Originally Posted by
GrumpyDiver
To disagree with the majority; I often work from jpegs only, and frankly for anything being posted on the web or viewed from the computer. It is certainly easier to get artifacts when one edits a jpeg, but if all one does is a bit of trimming and some other minor tweaks on a high quality jpeg, generally one cannot see any quality loss.
1. There is a bit of a myth regarding quality loss of resaving a jpeg (yes I have done this to verify this). The compression and data loss occurs on the first iteration, after that, there is no change in image quality (and with the tools I was using, the image size was identical); I ran a good 10 or 12 re-saves. From a software standpoint this does make sense; the biggest data loss will be from going from 12 or 14-bit data down to 8-bit. Throw the same image at the compression algorithm; it will compress the same way over and over again.

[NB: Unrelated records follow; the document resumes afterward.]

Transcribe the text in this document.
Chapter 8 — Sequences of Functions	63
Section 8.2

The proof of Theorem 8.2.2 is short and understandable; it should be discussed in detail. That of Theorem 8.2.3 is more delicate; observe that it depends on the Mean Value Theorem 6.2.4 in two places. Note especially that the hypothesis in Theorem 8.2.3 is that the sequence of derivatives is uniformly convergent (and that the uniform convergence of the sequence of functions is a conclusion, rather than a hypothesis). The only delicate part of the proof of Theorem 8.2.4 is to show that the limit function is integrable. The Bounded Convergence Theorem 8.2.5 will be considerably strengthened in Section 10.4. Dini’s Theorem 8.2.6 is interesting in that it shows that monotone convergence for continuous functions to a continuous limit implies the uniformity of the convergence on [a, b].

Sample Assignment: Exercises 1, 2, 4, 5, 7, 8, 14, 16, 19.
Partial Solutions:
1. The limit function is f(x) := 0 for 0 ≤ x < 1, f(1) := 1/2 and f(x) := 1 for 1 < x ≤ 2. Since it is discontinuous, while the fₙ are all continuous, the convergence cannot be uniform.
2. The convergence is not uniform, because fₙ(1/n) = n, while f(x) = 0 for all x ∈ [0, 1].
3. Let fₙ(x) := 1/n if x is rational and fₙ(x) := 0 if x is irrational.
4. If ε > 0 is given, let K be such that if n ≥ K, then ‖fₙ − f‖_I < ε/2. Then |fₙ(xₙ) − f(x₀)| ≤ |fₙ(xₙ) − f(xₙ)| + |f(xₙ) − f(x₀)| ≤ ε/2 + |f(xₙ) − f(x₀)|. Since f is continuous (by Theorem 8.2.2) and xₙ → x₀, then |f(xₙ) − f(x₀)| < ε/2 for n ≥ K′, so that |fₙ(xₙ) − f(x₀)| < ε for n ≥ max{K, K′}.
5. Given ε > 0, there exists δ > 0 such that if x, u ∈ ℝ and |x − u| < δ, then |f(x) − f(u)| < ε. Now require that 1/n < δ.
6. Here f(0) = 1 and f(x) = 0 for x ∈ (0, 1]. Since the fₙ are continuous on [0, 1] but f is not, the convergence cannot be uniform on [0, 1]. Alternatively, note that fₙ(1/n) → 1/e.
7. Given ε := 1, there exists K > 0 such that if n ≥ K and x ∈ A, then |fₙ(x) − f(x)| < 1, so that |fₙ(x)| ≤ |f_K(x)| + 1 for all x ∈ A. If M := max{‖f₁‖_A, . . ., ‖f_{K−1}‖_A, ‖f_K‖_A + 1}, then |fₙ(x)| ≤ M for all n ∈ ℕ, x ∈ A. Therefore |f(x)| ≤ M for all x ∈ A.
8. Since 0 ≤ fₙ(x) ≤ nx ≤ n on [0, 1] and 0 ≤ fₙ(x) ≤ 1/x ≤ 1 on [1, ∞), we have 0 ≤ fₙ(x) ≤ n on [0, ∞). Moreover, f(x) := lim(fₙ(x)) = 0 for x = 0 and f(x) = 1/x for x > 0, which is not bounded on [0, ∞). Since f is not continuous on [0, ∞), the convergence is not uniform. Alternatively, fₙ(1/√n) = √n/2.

Compress to a lower quality level, you can start seeing these compression artifacts - something gets thrown away to create smaller file size.

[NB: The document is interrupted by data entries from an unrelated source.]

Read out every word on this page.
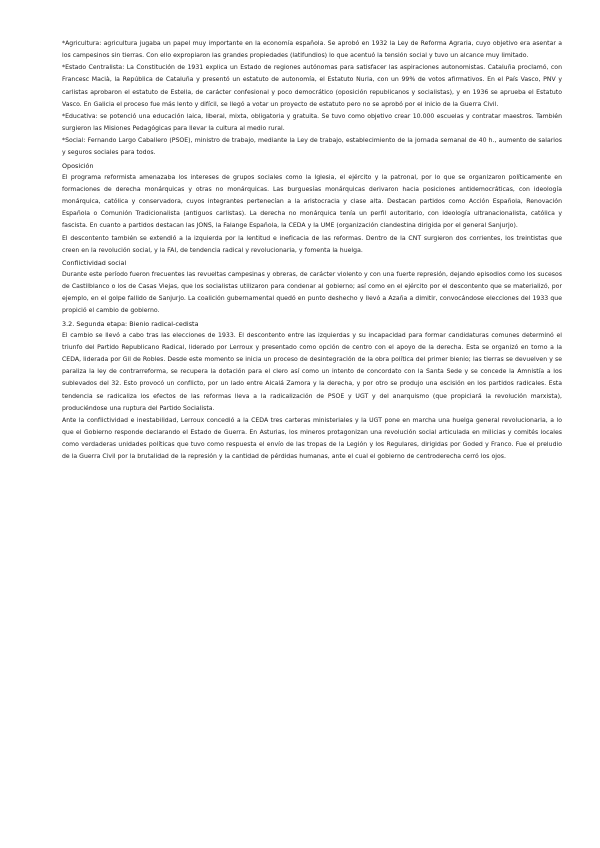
*Agricultura: agricultura jugaba un papel muy importante en la economía española. Se aprobó en 1932 la Ley de Reforma Agraria, cuyo objetivo era asentar a los campesinos sin tierras. Con ello expropiaron las grandes propiedades (latifundios) lo que acentuó la tensión social y tuvo un alcance muy limitado.

*Estado Centralista: La Constitución de 1931 explica un Estado de regiones autónomas para satisfacer las aspiraciones autonomistas. Cataluña proclamó, con Francesc Macià, la República de Cataluña y presentó un estatuto de autonomía, el Estatuto Nuria, con un 99% de votos afirmativos. En el País Vasco, PNV y carlistas aprobaron el estatuto de Estella, de carácter confesional y poco democrático (oposición republicanos y socialistas), y en 1936 se aprueba el Estatuto Vasco. En Galicia el proceso fue más lento y difícil, se llegó a votar un proyecto de estatuto pero no se aprobó por el inicio de la Guerra Civil.

*Educativa: se potenció una educación laica, liberal, mixta, obligatoria y gratuita. Se tuvo como objetivo crear 10.000 escuelas y contratar maestros. También surgieron las Misiones Pedagógicas para llevar la cultura al medio rural.

*Social: Fernando Largo Caballero (PSOE), ministro de trabajo, mediante la Ley de trabajo, establecimiento de la jornada semanal de 40 h., aumento de salarios y seguros sociales para todos.

Oposición

El programa reformista amenazaba los intereses de grupos sociales como la Iglesia, el ejército y la patronal, por lo que se organizaron políticamente en formaciones de derecha monárquicas y otras no monárquicas. Las burguesías monárquicas derivaron hacia posiciones antidemocráticas, con ideología monárquica, católica y conservadora, cuyos integrantes pertenecían a la aristocracia y clase alta. Destacan partidos como Acción Española, Renovación Española o Comunión Tradicionalista (antiguos carlistas). La derecha no monárquica tenía un perfil autoritario, con ideología ultranacionalista, católica y fascista. En cuanto a partidos destacan las JONS, la Falange Española, la CEDA y la UME (organización clandestina dirigida por el general Sanjurjo).

El descontento también se extendió a la izquierda por la lentitud e ineficacia de las reformas. Dentro de la CNT surgieron dos corrientes, los treintistas que creen en la revolución social, y la FAI, de tendencia radical y revolucionaria, y fomenta la huelga.

Conflictividad social

Durante este período fueron frecuentes las revueltas campesinas y obreras, de carácter violento y con una fuerte represión, dejando episodios como los sucesos de Castilblanco o los de Casas Viejas, que los socialistas utilizaron para condenar al gobierno; así como en el ejército por el descontento que se materializó, por ejemplo, en el golpe fallido de Sanjurjo. La coalición gubernamental quedó en punto deshecho y llevó a Azaña a dimitir, convocándose elecciones del 1933 que propició el cambio de gobierno.

3.2. Segunda etapa: Bienio radical-cedista

El cambio se llevó a cabo tras las elecciones de 1933. El descontento entre las izquierdas y su incapacidad para formar candidaturas comunes determinó el triunfo del Partido Republicano Radical, liderado por Lerroux y presentado como opción de centro con el apoyo de la derecha. Esta se organizó en torno a la CEDA, liderada por Gil de Robles. Desde este momento se inicia un proceso de desintegración de la obra política del primer bienio; las tierras se devuelven y se paraliza la ley de contrarreforma, se recupera la dotación para el clero así como un intento de concordato con la Santa Sede y se concede la Amnistía a los sublevados del 32. Esto provocó un conflicto, por un lado entre Alcalá Zamora y la derecha, y por otro se produjo una escisión en los partidos radicales. Esta tendencia se radicaliza los efectos de las reformas lleva a la radicalización de PSOE y UGT y del anarquismo (que propiciará la revolución marxista), produciéndose una ruptura del Partido Socialista.

Ante la conflictividad e inestabilidad, Lerroux concedió a la CEDA tres carteras ministeriales y la UGT pone en marcha una huelga general revolucionaria, a lo que el Gobierno responde declarando el Estado de Guerra. En Asturias, los mineros protagonizan una revolución social articulada en milicias y comités locales como verdaderas unidades políticas que tuvo como respuesta el envío de las tropas de la Legión y los Regulares, dirigidas por Goded y Franco. Fue el preludio de la Guerra Civil por la brutalidad de la represión y la cantidad de pérdidas humanas, ante el cual el gobierno de centroderecha cerró los ojos.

2. Most computer screens you view the image on are at best 8-bit natively. The common TN displays are natively 6-bit and use dithering (cycling adjacent pixels rapidly) to emulate 8-bit. Higher end IPS screens are 8-bit natively and use dithering to emulate 10-bit colours.
3. The human eye can distinguish almost 10-million individual colour shades. 8-bit images are 16-million colours (assuming that your screen can reproduce them). Pro colour printers are actually limited to reproducing a few hundred thousand distinct colours (remember, these printers use a limited number of cartridges (8 on my Epson 3880) and vary dot size to create colours).

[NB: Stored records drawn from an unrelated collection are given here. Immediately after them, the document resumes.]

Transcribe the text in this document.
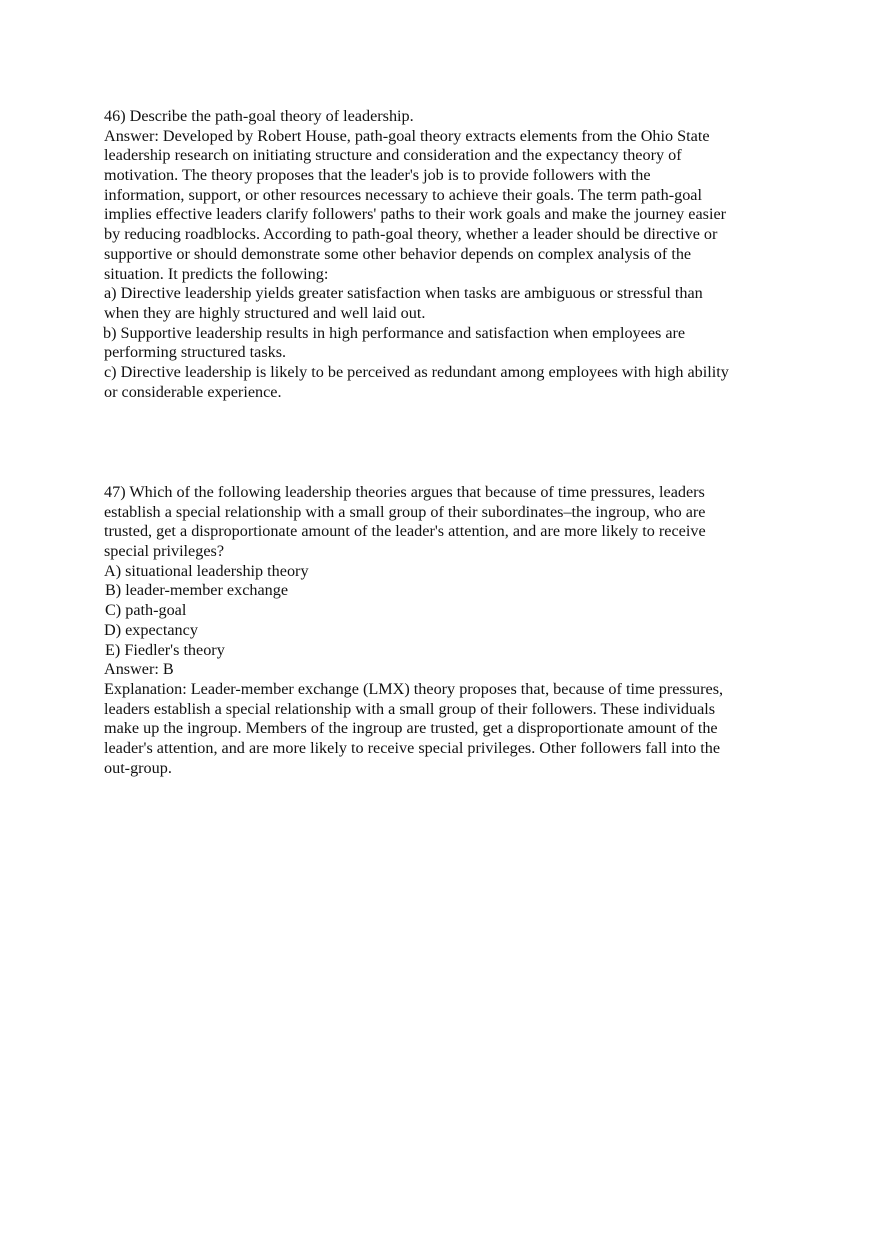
46) Describe the path-goal theory of leadership.
Answer: Developed by Robert House, path-goal theory extracts elements from the Ohio State
leadership research on initiating structure and consideration and the expectancy theory of
motivation. The theory proposes that the leader's job is to provide followers with the
information, support, or other resources necessary to achieve their goals. The term path-goal
implies effective leaders clarify followers' paths to their work goals and make the journey easier
by reducing roadblocks. According to path-goal theory, whether a leader should be directive or
supportive or should demonstrate some other behavior depends on complex analysis of the
situation. It predicts the following:
a) Directive leadership yields greater satisfaction when tasks are ambiguous or stressful than
when they are highly structured and well laid out.
b) Supportive leadership results in high performance and satisfaction when employees are
performing structured tasks.
c) Directive leadership is likely to be perceived as redundant among employees with high ability
or considerable experience.
47) Which of the following leadership theories argues that because of time pressures, leaders
establish a special relationship with a small group of their subordinates–the ingroup, who are
trusted, get a disproportionate amount of the leader's attention, and are more likely to receive
special privileges?
A) situational leadership theory
B) leader-member exchange
C) path-goal
D) expectancy
E) Fiedler's theory
Answer: B
Explanation: Leader-member exchange (LMX) theory proposes that, because of time pressures,
leaders establish a special relationship with a small group of their followers. These individuals
make up the ingroup. Members of the ingroup are trusted, get a disproportionate amount of the
leader's attention, and are more likely to receive special privileges. Other followers fall into the
out-group.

4. Any image you see in your web browser is going to be 8-bit at best.
So, why do I use RAW files for my more serious work? Simple; the more data one has, the smoother the editing program can create intermediate colour values, and this virtually eliminates creating artifacts while manipulating colours. As RAW files do not have colour balance (or gamma settings) "baked" in, these values can be changed too, which is really quite useful as well.